Herbivory describes the consumption of plants by insects and other animals, and it is another interspecific relationship that affects populations. Unlike animals, most plants cannot outrun predators or use mimicry to hide from hungry animals. Some plants have developed mechanisms to defend against herbivory. Other species have developed mutualistic relationships; for example, herbivory provides a mechanism of seed distribution that aids in plant reproduction.

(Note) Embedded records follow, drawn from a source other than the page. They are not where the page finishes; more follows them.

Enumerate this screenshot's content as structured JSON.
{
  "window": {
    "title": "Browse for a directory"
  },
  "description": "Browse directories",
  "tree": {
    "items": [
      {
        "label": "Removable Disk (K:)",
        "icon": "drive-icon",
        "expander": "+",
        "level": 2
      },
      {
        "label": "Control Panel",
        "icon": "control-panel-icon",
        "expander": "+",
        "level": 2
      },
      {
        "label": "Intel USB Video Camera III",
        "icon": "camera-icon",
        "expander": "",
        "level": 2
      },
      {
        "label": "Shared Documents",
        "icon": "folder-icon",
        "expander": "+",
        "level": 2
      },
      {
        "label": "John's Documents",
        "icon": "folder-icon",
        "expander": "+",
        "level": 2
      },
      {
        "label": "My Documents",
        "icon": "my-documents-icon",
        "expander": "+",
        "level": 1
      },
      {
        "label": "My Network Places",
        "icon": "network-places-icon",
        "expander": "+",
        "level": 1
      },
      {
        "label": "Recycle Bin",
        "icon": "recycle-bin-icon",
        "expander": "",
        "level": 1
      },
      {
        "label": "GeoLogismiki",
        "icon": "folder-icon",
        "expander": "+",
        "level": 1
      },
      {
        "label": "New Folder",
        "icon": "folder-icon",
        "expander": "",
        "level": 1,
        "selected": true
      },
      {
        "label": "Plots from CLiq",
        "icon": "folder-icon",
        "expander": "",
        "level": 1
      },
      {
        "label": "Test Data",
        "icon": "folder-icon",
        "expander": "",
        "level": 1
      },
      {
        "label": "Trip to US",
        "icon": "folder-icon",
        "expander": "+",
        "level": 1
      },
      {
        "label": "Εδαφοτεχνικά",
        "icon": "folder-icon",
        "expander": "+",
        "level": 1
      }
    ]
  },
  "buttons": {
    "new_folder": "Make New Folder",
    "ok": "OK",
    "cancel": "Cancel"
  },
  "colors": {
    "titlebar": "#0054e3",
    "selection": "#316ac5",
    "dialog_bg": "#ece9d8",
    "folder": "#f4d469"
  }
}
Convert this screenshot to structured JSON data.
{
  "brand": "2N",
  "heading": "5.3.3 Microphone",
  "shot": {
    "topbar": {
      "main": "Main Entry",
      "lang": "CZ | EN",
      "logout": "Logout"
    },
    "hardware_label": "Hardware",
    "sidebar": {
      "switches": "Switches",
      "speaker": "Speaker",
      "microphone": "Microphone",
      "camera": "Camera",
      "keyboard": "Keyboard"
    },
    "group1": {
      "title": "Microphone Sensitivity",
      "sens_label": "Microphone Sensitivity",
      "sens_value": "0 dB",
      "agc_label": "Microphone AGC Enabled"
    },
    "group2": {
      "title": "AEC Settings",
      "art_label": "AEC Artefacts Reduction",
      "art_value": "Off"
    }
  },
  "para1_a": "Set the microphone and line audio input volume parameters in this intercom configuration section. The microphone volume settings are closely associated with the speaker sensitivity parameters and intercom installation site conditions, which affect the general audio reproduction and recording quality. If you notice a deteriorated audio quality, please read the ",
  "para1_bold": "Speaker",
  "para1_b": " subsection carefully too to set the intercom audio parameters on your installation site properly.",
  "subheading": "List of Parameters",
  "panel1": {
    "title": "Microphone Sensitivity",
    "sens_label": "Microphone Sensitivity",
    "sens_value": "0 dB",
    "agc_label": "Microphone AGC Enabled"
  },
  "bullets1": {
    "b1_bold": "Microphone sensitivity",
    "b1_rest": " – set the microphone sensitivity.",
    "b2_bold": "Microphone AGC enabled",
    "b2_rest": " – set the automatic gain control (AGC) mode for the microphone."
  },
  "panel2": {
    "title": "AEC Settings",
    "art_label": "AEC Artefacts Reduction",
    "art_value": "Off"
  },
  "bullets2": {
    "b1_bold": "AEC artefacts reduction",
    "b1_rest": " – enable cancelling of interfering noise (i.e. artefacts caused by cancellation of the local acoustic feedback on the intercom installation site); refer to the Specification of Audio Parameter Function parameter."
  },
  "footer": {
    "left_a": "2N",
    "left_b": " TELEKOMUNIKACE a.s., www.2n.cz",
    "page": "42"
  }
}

Defense Mechanisms against Predation and Herbivory
The study of communities must consider evolutionary forces that act on the members of the various populations contained within it. Species are not static, but slowly changing and adapting to their environment by natural selection and other evolutionary forces. Species have evolved numerous mechanisms to escape predation and herbivory. These defenses may be mechanical, chemical, physical, or behavioral.
Mechanical defenses, such as the presence of thorns on plants or the hard shell on turtles, discourage animal predation and herbivory by causing physical pain to the predator or by physically preventing the predator from being able to eat the prey. Chemical defenses are produced by many animals as well as plants, such as the foxglove which is extremely toxic when eaten. Figure 2 shows some organisms’ defenses against predation and herbivory.
Many species use their body shape and coloration to avoid being detected by predators. The tropical walking stick is an insect with the coloration and body shape of a twig which makes it very hard to see when stationary against a background of real twigs (Figure 3a). In another example, the chameleon can change its color to match its surroundings (Figure 3b). Both of these are examples of camouflage, or avoiding detection by blending in with the background.
Some species use coloration as a way of warning predators that they are not good to eat. For example, the cinnabar moth caterpillar, the fire-bellied toad, and many species of beetle have bright colors that warn of a foul taste, the presence of toxic chemical, and/or the ability to sting or bite, respectively. Predators that ignore this coloration and eat the organisms will experience their unpleasant taste or presence of toxic chemicals and learn not to eat them in the future. This type of defensive mechanism is called aposematic coloration, or warning coloration.
While some predators learn to avoid eating certain potential prey because of their coloration, other species have evolved mechanisms to mimic this coloration to avoid being eaten, even though they themselves may not be unpleasant to eat or contain toxic chemicals. In Batesian mimicry, a harmless species imitates the warning coloration of a harmful one. Assuming they share the same predators, this coloration then protects the harmless ones, even though they do not have the same level of physical or chemical defenses against predation as the organism they mimic. Many insect species mimic the coloration of wasps or bees, which are stinging, venomous insects, thereby discouraging predation (Figure 5).
In Müllerian mimicry, multiple species share the same warning coloration, but all of them actually have defenses. Figure 6 shows a variety of foul-tasting butterflies with similar coloration.
In Emsleyan/Mertensian mimicry, a deadly prey mimics a less dangerous one, such as the venomous coral snake mimicking the non-venomous milk snake. This type of mimicry is extremely rare and more difficult to understand than the previous two types. For this type of mimicry to work, it is essential that eating the milk snake has unpleasant, but not fatal, consequences. Then, these predators learn not to eat snakes with this coloration, protecting the coral snake as well. If the snake were fatal to the predator, there would be no opportunity for the predator to learn not to eat it, and the benefit for the less toxic species would disappear.